Yom HaShoah – Poèmes

© Odélia Kammoun

Dans son ouvrage Dans la langue de personne: poésies yiddish de l’anéantissement, l’autrice et traductrice Rachel Ertel rapporte cette citation d’Itzhak Schipper, mort à Maïdanek en 1943:
“Tout ce que nous savons des peuples assassinés est ce que leurs assassins ont bien voulu en dire. Si nos assassins remportent la victoire, si ce sont eux qui écrivent l’histoire, ils peuvent nous gommer de la mémoire du monde. Mais si c’est nous qui écrivons l’histoire de cette période de larmes et de sang, qui nous croira ?”

Lire les poèmes des victimes de la Shoah, c’est rendre à leurs voix le pouvoir d’écrire l’histoire – leur histoire, notre histoire.
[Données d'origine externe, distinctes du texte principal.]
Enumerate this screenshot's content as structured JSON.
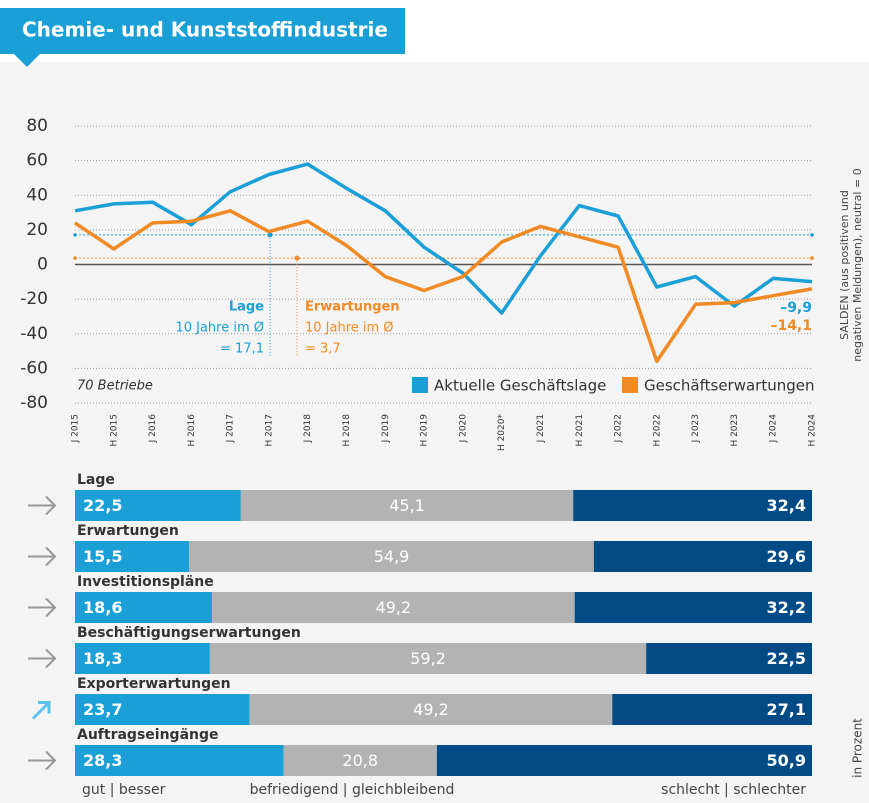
{
  "header": {
    "title": "Chemie- und Kunststoffindustrie"
  },
  "chart_data": [
    {
      "type": "line",
      "categories": [
        "J 2015",
        "H 2015",
        "J 2016",
        "H 2016",
        "J 2017",
        "H 2017",
        "J 2018",
        "H 2018",
        "J 2019",
        "H 2019",
        "J 2020",
        "H 2020*",
        "J 2021",
        "H 2021",
        "J 2022",
        "H 2022",
        "J 2023",
        "H 2023",
        "J 2024",
        "H 2024"
      ],
      "series": [
        {
          "name": "Aktuelle Geschäftslage",
          "color": "#1a9fd6",
          "values": [
            31,
            35,
            36,
            23,
            42,
            52,
            58,
            44,
            31,
            10,
            -5,
            -28,
            5,
            34,
            28,
            -13,
            -7,
            -24,
            -8,
            -9.9
          ],
          "end_label": "–9,9",
          "annotation_title": "Lage",
          "annotation_text": "10 Jahre im Ø",
          "average": 17.1,
          "average_label": "= 17,1"
        },
        {
          "name": "Geschäftserwartungen",
          "color": "#f08a24",
          "values": [
            24,
            9,
            24,
            25,
            31,
            19,
            25,
            11,
            -7,
            -15,
            -7,
            13,
            22,
            16,
            10,
            -56,
            -23,
            -22,
            -18,
            -14.1
          ],
          "end_label": "–14,1",
          "annotation_title": "Erwartungen",
          "annotation_text": "10 Jahre im Ø",
          "average": 3.7,
          "average_label": "= 3,7"
        }
      ],
      "ylim": [
        -80,
        80
      ],
      "yticks": [
        -80,
        -60,
        -40,
        -20,
        0,
        20,
        40,
        60,
        80
      ],
      "grid": true,
      "note": "70 Betriebe",
      "y_axis_label": [
        "SALDEN (aus positiven und",
        "negativen Meldungen), neutral = 0"
      ]
    },
    {
      "type": "stacked-bar",
      "categories": [
        "Lage",
        "Erwartungen",
        "Investitionspläne",
        "Beschäftigungserwartungen",
        "Exporterwartungen",
        "Auftragseingänge"
      ],
      "trend": [
        "steady",
        "steady",
        "steady",
        "steady",
        "rising",
        "steady"
      ],
      "series": [
        {
          "name": "gut | besser",
          "color": "#1a9fd6",
          "values": [
            22.5,
            15.5,
            18.6,
            18.3,
            23.7,
            28.3
          ],
          "value_labels": [
            "22,5",
            "15,5",
            "18,6",
            "18,3",
            "23,7",
            "28,3"
          ]
        },
        {
          "name": "befriedigend | gleichbleibend",
          "color": "#b3b3b3",
          "values": [
            45.1,
            54.9,
            49.2,
            59.2,
            49.2,
            20.8
          ],
          "value_labels": [
            "45,1",
            "54,9",
            "49,2",
            "59,2",
            "49,2",
            "20,8"
          ]
        },
        {
          "name": "schlecht | schlechter",
          "color": "#004a86",
          "values": [
            32.4,
            29.6,
            32.2,
            22.5,
            27.1,
            50.9
          ],
          "value_labels": [
            "32,4",
            "29,6",
            "32,2",
            "22,5",
            "27,1",
            "50,9"
          ]
        }
      ],
      "xlim": [
        0,
        100
      ],
      "unit_label": "in Prozent"
    }
  ]
}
C’est affirmer leur victoire sur ceux qui voulaient effacer jusqu’à leur mémoire. C’est se battre, inlassablement, pour que le monde les croie.

Anna Klarsfeld

Anna Klarsfeld lit Marianne Cohn, “Je trahirai demain”

Je trahirai demain pas aujourd’hui.
Aujourd’hui, arrachez-moi les ongles,
Je ne trahirai pas.
Vous ne savez pas le bout de mon courage.
Moi je sais.
Vous êtes cinq mains dures avec des bagues.
Vous avez aux pieds des chaussures
Avec des clous.
Je trahirai demain, pas aujourd’hui,
Demain.
Il me faut la nuit pour me résoudre,
Il ne faut pas moins d’une nuit
Pour renier, pour abjurer, pour trahir.
Pour renier mes amis,
Pour abjurer le pain et le vin,
Pour trahir la vie,
Pour mourir.
Je trahirai demain, pas aujourd’hui.
La lime est sous le carreau,
La lime n’est pas pour le barreau,
La lime n’est pas pour le bourreau,
La lime est pour mon poignet.
Aujourd’hui je n’ai rien à dire,
Je trahirai demain.

***
Antoine Strobel-Dahan lit Benjamin Fondane, “Préface en prose”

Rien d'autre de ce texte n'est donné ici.